South Australia's corruption watchdog is “very confident” there is corruption in the state's health department, but it needs more resources for a thorough investigation.

Independent Commissioner Against Corruption Bruce Lander says it has been almost impossible to determine the true extent of the issues at the troubled department, because record-keeping is so poor.

He says there are inappropriate arrangements between the department and clinicians and between the department and other suppliers and contractors.

“We know what the problems are, we just find it frustrating that in the course of our investigations to find that we cannot identify, with the necessary precision, the arrangements that were entered into between health and its employees,” Mr Lander says.
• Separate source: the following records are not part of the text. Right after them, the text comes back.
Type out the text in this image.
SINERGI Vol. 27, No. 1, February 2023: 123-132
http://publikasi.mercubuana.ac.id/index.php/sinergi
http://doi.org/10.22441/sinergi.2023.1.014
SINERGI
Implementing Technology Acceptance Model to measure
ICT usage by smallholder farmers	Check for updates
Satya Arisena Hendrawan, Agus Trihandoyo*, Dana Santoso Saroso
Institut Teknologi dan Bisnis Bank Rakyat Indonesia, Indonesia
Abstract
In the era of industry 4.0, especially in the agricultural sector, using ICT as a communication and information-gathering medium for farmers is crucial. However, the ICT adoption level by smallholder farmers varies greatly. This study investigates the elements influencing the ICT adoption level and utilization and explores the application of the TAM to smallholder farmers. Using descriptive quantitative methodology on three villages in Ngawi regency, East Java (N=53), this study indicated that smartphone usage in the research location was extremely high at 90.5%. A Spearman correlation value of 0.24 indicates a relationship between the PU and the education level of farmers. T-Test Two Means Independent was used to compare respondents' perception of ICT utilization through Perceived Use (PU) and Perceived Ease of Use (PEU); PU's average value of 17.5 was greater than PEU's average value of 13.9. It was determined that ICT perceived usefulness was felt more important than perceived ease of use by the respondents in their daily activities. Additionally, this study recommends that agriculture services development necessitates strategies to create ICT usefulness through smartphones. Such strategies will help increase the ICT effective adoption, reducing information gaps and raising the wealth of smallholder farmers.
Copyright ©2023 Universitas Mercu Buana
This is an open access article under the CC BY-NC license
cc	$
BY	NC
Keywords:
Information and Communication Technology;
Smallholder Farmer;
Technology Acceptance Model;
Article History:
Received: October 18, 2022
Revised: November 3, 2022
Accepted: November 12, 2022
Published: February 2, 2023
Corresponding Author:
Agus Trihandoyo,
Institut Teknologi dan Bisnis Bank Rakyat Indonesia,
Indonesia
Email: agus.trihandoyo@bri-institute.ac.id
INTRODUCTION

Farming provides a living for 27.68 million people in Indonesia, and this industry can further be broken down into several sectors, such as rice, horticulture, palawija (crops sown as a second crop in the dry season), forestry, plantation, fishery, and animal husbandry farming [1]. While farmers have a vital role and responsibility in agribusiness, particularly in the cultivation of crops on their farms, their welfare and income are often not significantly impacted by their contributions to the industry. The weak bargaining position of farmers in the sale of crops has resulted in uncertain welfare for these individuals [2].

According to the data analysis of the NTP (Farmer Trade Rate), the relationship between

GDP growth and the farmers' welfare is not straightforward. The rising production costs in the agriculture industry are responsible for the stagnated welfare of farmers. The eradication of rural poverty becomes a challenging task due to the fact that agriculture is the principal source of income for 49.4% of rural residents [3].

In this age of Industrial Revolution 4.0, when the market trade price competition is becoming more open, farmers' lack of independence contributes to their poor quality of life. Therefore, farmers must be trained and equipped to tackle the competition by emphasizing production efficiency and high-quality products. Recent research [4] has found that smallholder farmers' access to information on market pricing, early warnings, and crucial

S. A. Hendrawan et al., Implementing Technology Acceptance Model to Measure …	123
“Record-keeping within health is so bad and the arrangements are so vague that you can't precisely say what the arrangements were or should have been and it's very difficult to identify corruption.

“Better record-keeping, in my opinion, would identify more corruption.”

The commissioner said he wants to probe the practices, policies and procedures across the health bureaucracy, but the agency is enormous.

“I just don't have sufficient resources to do the whole of health at the moment,” he said.

Health Minister Stephen Wade welcomed a broader inquiry into the department, but said the commissioner must do what he can with his resources.

The approval of the attorney-general and the treasurer would be required to seek any extra funding.

SA Health has been slammed over operational concerns, and issues relating to overcrowding at hospital emergency departments and continual budget blowouts.

While he acknowledged some concerns with SA Health, Mr Lander said he did not believe corruption was systemic across the SA public sector.

However, he said the sector is “plagued” by maladministration and poor conduct.

“Both of which foster environments that make individual corruption possible and, in some instances, make it extremely difficult to detect,” he said.